Mons Sabino Feijão Foto: Divulgação
Idos de 1960. Os tempos eram outros. Os costumes também. Padre Sabino chega ao Acaraú para pastorear, sozinho, uma área onde, hoje, trabalham doze padres. Em junho de 1932, substituindo o padre José Arteiro, assassinado, fazia um ano, dentro da sacristia da Igreja Matriz, cabia-lhe o pastoreio de uma Paróquia cuja sede, próxima ao mar, estava distante seis do último ponto ao leste, distante onze léguas do último ponto a oeste, e quatro léguas do último ponto ao sul.
Começou, viajando só a cavalo. Ao ir para uma
comunidade, lá se demorava três, quatro dias. Em desobrigas para a
Páscoa, ou em outros momentos espeiciais, se fazia acompanhar de frades
que trazia de fora e ficaram conhecidos na região: padre Pedro, padre
João, padre Tiago. Mas, ia também, para voltar no mesmo dia, se fosse
chamado para uma “confissão de hora de morte”. Que homens
extraordinários nossos antigos vigários!... Mas, os tempos eram outros.
As missas eram poucas. Só na Matriz e nas capelas já construídas. Não
era permitido celebrar debaixo de árvores ou em casas particulares. E as
capelas eram poucas. Umas doze, se muito. Hoje, naquele território, são
mais de duzentas, prontas e com altar de celebração.

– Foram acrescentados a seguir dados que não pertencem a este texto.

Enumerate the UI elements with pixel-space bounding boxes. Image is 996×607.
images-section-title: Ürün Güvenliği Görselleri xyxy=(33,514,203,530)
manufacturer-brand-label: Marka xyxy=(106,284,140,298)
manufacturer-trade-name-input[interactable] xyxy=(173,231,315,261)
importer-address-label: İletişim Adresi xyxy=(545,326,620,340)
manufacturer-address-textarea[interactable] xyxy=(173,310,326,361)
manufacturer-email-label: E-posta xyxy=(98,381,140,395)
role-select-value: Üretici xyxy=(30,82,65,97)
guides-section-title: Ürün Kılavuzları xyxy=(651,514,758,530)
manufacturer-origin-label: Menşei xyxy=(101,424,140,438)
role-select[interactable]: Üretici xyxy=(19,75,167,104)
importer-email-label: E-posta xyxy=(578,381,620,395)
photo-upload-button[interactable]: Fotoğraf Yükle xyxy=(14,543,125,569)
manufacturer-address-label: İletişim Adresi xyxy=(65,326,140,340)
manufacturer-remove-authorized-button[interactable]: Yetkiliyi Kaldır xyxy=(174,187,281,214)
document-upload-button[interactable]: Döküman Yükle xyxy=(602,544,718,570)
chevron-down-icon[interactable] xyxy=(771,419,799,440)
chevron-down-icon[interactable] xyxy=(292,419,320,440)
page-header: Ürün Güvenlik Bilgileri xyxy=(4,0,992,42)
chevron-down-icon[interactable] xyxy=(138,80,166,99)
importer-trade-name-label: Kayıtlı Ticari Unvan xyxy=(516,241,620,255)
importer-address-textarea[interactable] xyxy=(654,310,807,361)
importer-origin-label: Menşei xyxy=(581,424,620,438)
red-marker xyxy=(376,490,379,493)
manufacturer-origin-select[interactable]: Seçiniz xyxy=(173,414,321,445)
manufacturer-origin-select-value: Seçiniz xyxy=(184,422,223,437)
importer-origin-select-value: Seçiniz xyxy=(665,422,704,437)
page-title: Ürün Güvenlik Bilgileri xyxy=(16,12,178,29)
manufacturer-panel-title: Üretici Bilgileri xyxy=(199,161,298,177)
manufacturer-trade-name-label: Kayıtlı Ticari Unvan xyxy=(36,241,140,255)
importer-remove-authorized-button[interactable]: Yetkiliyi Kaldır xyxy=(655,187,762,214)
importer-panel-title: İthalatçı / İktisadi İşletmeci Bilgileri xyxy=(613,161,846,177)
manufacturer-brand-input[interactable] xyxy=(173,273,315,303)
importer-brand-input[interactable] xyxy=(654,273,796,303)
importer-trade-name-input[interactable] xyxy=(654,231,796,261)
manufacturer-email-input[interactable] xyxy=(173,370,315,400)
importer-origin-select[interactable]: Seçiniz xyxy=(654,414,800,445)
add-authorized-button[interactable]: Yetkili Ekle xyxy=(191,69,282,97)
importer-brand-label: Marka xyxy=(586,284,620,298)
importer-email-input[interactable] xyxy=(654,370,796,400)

“NASCI POBRE, E POBRE QUERO MORRER...”
E os tempos eram outros. Na vida paroquial, não
havia reuniões. Uma raridade. Nem atendimento demorado para orientação
espiritual ao paroquiano. Eram só as missas (celebradas só pela manhã),
as desobrigas no tempo Pascal, com as confissões gerais, agora, entrando
madrugada adentro. Vi muito isto: monsenhor Sabino celebrava de manhã,
depois ia sentar-se no balcão da loja (venda de tecidos) de seu
Magalhães e dona Carmen, para conversar com os amigos. Se era noite, a
demora era na calçada de dona Alzira, vizinha à Casa Paroquial. Como ele
gostava! Naqueles tempos, televisão não era o passa-tempo.
Nem novelas.
Uma boa conversa na calçada preenchia o tempo.
Pároco de Acaraú não tinha ele dificuldades maiores
na sustentação financeira da vida paroquial. A Paróquia tinha sua
manutenção garantida independente das contribuições dos fiéis, dadas as
rendas das terras que recebeu de generosos doadores. E padre Sabino até
pode economizar para si alguma coisa do que ganhava, constituindo um
pequeno patrimônio. Mesmo assim, demonstrava desapego aos bens
materiais. Era generoso para com quem dele precisasse. No final de sua
vida, deixou-nos, em forma de testamento, um testemunho escrito. A
este testamento, assinado por ele, eu mesmo, em primeiro, logo após o
seu falecimento, tive acesso, abrindo uma gaveta do seu birô da sala de
atendimentos. Deixou-o ali a propósito, antes de ir para o Rio de
Janeiro, onde faleceu?! É o que os mais próximos dele pensamos.
O que disse ali muito me edificou. Mas, o
documento, não registrado em tempo, não teve nenhuma validade jurídica,
nem efeito prático. E o que ele disse?! Dentre outras coisas, guardei
isto na memória: “Nasci pobre e pobre quero morrer. Quero ter a minha
alma tão limpa de pecados, como limpas tenho as minhas mãos de
azinhavre. (sujo de metal, dinheiro). Nada tenho a deixar para meus
irmãos, pois já os socorri em vida. E nisso penso que não faltei nem a
justiça, nem a caridade. Quanto aos meus pequenos objetos de uso
pessoal, peço aos meus testamenteiros, monsenhor Aloísio Pinto e padre
Manoel Edmilson Cruz, que os entreguem aos meus irmãos, contanto que
isto não fira os interesses da Paróquia”. Palavras que não ouvimos de
sua boca, mas são autênticas como uma das suas últimas vontades.
Requiescat in pace! (Descanse em paz!).